I will answer your second question Miles. I think that is a concern I mean in a market is competitive to your first question yes, we will compete for LTCH compliant patients with other LTCH competitors in the market and if they can take care of the patient as well as we can then they will compete with us or I guess if they are geographically better situated they may compete with us. So yes, we expect to see competition. And to your second point it is the right way to think about it and it certainly is a concern. But we’ve made a determined decision, strategic decision that where we want to position ourselves in our market is to be the provider for the high acuity post ICU pulmonary vent population. And we’re going to be very specialty provider in that way and hopefully we’ll distinguish ourselves in the market with the physicians and the referral sources and the discharge planners.
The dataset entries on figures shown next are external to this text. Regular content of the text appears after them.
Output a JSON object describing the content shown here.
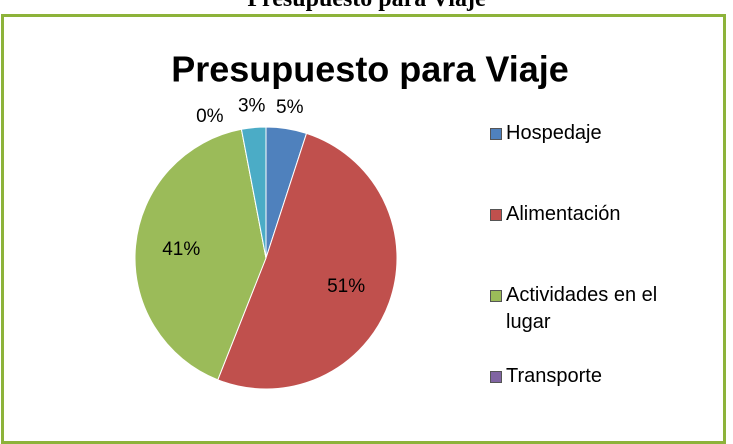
{
  "header": {
    "title": "Presupuesto para Viaje"
  },
  "chart_data": {
    "type": "pie",
    "title": "Presupuesto para Viaje",
    "categories": [
      "Hospedaje",
      "Alimentación",
      "Actividades en el lugar",
      "Transporte",
      null
    ],
    "values": [
      5,
      51,
      41,
      0,
      3
    ],
    "value_labels": [
      "5%",
      "51%",
      "41%",
      "0%",
      "3%"
    ],
    "colors": [
      "#4f81bd",
      "#c0504d",
      "#9bbb59",
      "#8064a2",
      "#4bacc6"
    ],
    "legend": "right"
  }
}
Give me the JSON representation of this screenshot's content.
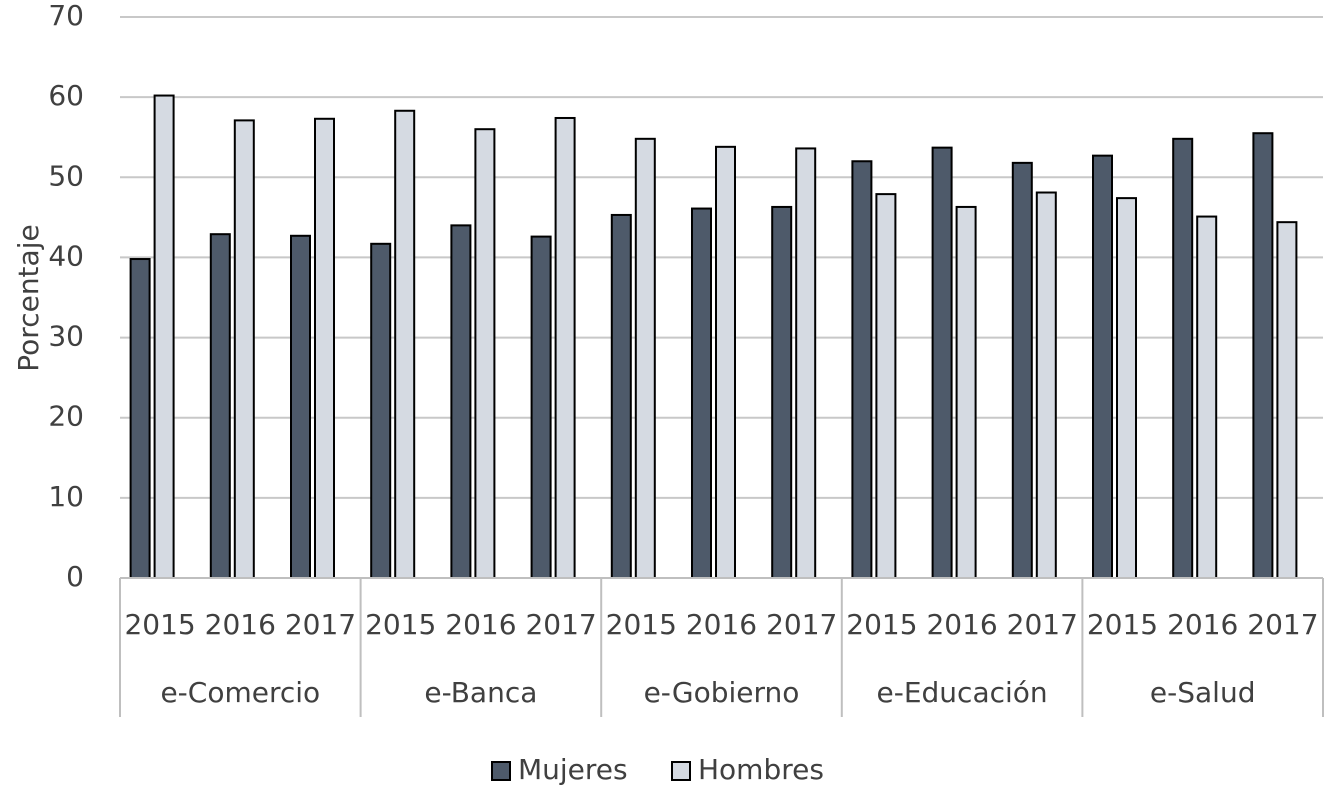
{
  "chart_data": {
    "type": "bar",
    "title": "",
    "xlabel": "",
    "ylabel": "Porcentaje",
    "ylim": [
      0,
      70
    ],
    "yticks": [
      0,
      10,
      20,
      30,
      40,
      50,
      60,
      70
    ],
    "grid": true,
    "legend_position": "bottom",
    "groups": [
      {
        "label": "e-Comercio",
        "years": [
          "2015",
          "2016",
          "2017"
        ]
      },
      {
        "label": "e-Banca",
        "years": [
          "2015",
          "2016",
          "2017"
        ]
      },
      {
        "label": "e-Gobierno",
        "years": [
          "2015",
          "2016",
          "2017"
        ]
      },
      {
        "label": "e-Educación",
        "years": [
          "2015",
          "2016",
          "2017"
        ]
      },
      {
        "label": "e-Salud",
        "years": [
          "2015",
          "2016",
          "2017"
        ]
      }
    ],
    "series": [
      {
        "name": "Mujeres",
        "color": "#4e5a6a",
        "values": [
          39.8,
          42.9,
          42.7,
          41.7,
          44.0,
          42.6,
          45.3,
          46.1,
          46.3,
          52.0,
          53.7,
          51.8,
          52.7,
          54.8,
          55.5
        ]
      },
      {
        "name": "Hombres",
        "color": "#d5dae2",
        "values": [
          60.2,
          57.1,
          57.3,
          58.3,
          56.0,
          57.4,
          54.8,
          53.8,
          53.6,
          47.9,
          46.3,
          48.1,
          47.4,
          45.1,
          44.4
        ]
      }
    ],
    "gridline_color": "#c8c8c8",
    "axis_color": "#bfbfbf"
  }
}
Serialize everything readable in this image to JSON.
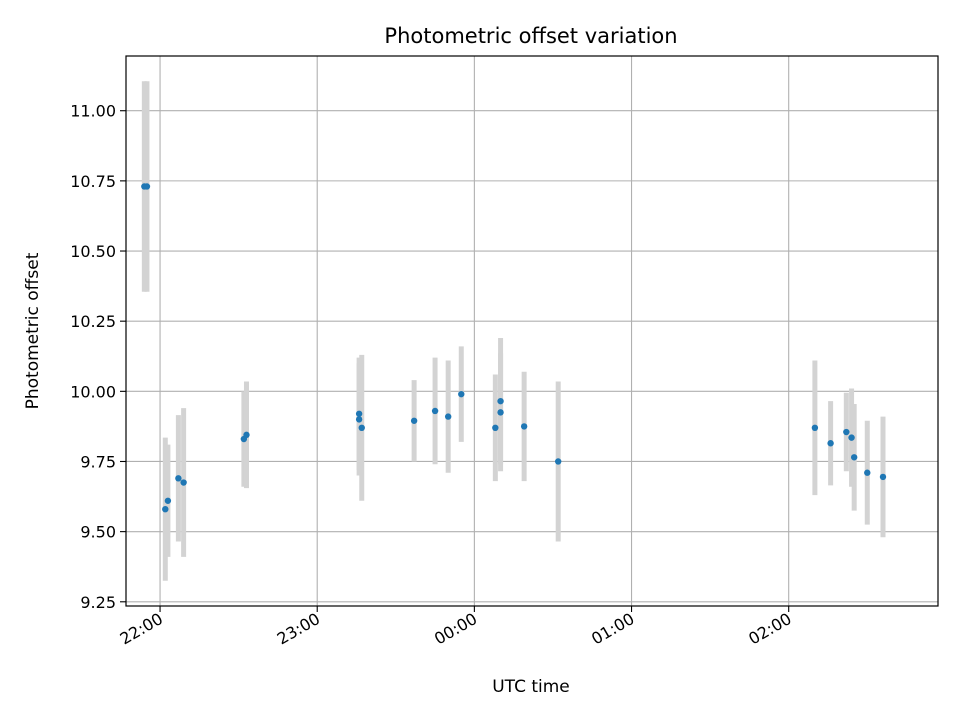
{
  "chart_data": {
    "type": "scatter",
    "title": "Photometric offset variation",
    "xlabel": "UTC time",
    "ylabel": "Photometric offset",
    "xlim": [
      "21:47",
      "02:57"
    ],
    "ylim": [
      9.235,
      11.195
    ],
    "x_ticks": [
      "22:00",
      "23:00",
      "00:00",
      "01:00",
      "02:00"
    ],
    "y_ticks": [
      "9.25",
      "9.50",
      "9.75",
      "10.00",
      "10.25",
      "10.50",
      "10.75",
      "11.00"
    ],
    "grid": true,
    "marker_color": "#1f77b4",
    "errorbar_color": "#d3d3d3",
    "points": [
      {
        "time": "21:54",
        "y": 10.73,
        "err": 0.375
      },
      {
        "time": "21:55",
        "y": 10.73,
        "err": 0.375
      },
      {
        "time": "22:02",
        "y": 9.58,
        "err": 0.255
      },
      {
        "time": "22:03",
        "y": 9.61,
        "err": 0.2
      },
      {
        "time": "22:07",
        "y": 9.69,
        "err": 0.225
      },
      {
        "time": "22:09",
        "y": 9.675,
        "err": 0.265
      },
      {
        "time": "22:32",
        "y": 9.83,
        "err": 0.17
      },
      {
        "time": "22:33",
        "y": 9.845,
        "err": 0.19
      },
      {
        "time": "23:16",
        "y": 9.92,
        "err": 0.2
      },
      {
        "time": "23:16",
        "y": 9.9,
        "err": 0.2
      },
      {
        "time": "23:17",
        "y": 9.87,
        "err": 0.26
      },
      {
        "time": "23:37",
        "y": 9.895,
        "err": 0.145
      },
      {
        "time": "23:45",
        "y": 9.93,
        "err": 0.19
      },
      {
        "time": "23:50",
        "y": 9.91,
        "err": 0.2
      },
      {
        "time": "23:55",
        "y": 9.99,
        "err": 0.17
      },
      {
        "time": "00:08",
        "y": 9.87,
        "err": 0.19
      },
      {
        "time": "00:10",
        "y": 9.965,
        "err": 0.225
      },
      {
        "time": "00:10",
        "y": 9.925,
        "err": 0.21
      },
      {
        "time": "00:19",
        "y": 9.875,
        "err": 0.195
      },
      {
        "time": "00:32",
        "y": 9.75,
        "err": 0.285
      },
      {
        "time": "02:10",
        "y": 9.87,
        "err": 0.24
      },
      {
        "time": "02:16",
        "y": 9.815,
        "err": 0.15
      },
      {
        "time": "02:22",
        "y": 9.855,
        "err": 0.14
      },
      {
        "time": "02:24",
        "y": 9.835,
        "err": 0.175
      },
      {
        "time": "02:25",
        "y": 9.765,
        "err": 0.19
      },
      {
        "time": "02:30",
        "y": 9.71,
        "err": 0.185
      },
      {
        "time": "02:36",
        "y": 9.695,
        "err": 0.215
      }
    ]
  }
}
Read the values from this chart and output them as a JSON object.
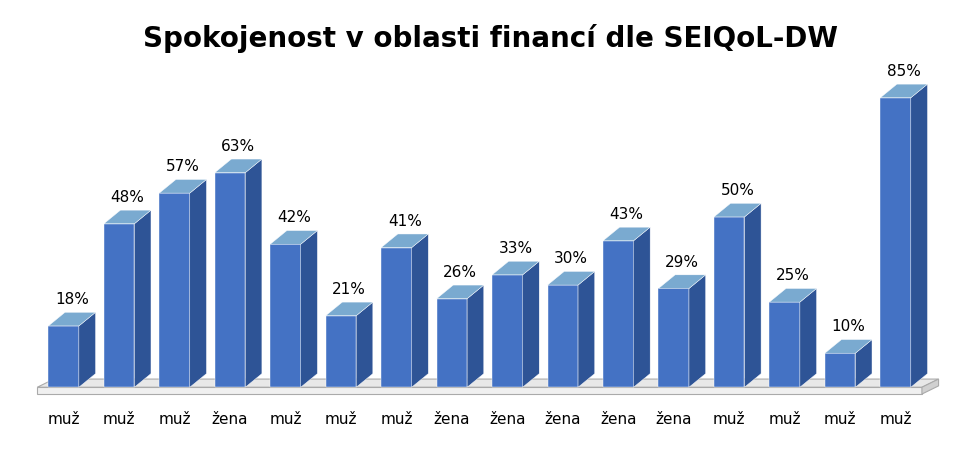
{
  "title": "Spokojenost v oblasti financí dle SEIQoL-DW",
  "categories": [
    "muž",
    "muž",
    "muž",
    "žena",
    "muž",
    "muž",
    "muž",
    "žena",
    "žena",
    "žena",
    "žena",
    "žena",
    "muž",
    "muž",
    "muž",
    "muž"
  ],
  "values": [
    18,
    48,
    57,
    63,
    42,
    21,
    41,
    26,
    33,
    30,
    43,
    29,
    50,
    25,
    10,
    85
  ],
  "bar_color_front": "#4472C4",
  "bar_color_right": "#2E5496",
  "bar_color_top": "#7AAAD0",
  "floor_color": "#D9D9D9",
  "floor_edge_color": "#AAAAAA",
  "background_color": "#ffffff",
  "title_fontsize": 20,
  "tick_fontsize": 11,
  "value_fontsize": 11,
  "depth": 0.3,
  "bar_width": 0.55,
  "ylim": [
    0,
    95
  ]
}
The answer to question, absolutely we would be vulnerable to competitor that says give me everything and I’ll take care of it, it’s easier. And so that’s something we have to compete against. As I’ve said before I think the good news for us is we have smaller hospitals often time HIHs that I shall take the replacement number is aren’t that good and I think we’ll fair well as specialty high acuity provider. I’ve also said that and I believe it that I think the site neutral patients are going and the payment mechanism for the site neutral patient is going to be difficult to manage successfully. And so I think that by us having a little bit more of a narrow focus I think we maybe -- I believe we will be better off.

Miles L. Highsmith

Analyst · RBC. Please proceed.

Great, thank you.

Operator

Operator

And ladies and gentlemen we’ve reached the end of our allotted time for question and answers. I will now turn the call back over to Robert Ortenzio for closing remarks.

Robert Ortenzio

Management

Thanks everybody for joining us and we look forward -- we are truly looking forward to next quarter’s conference call.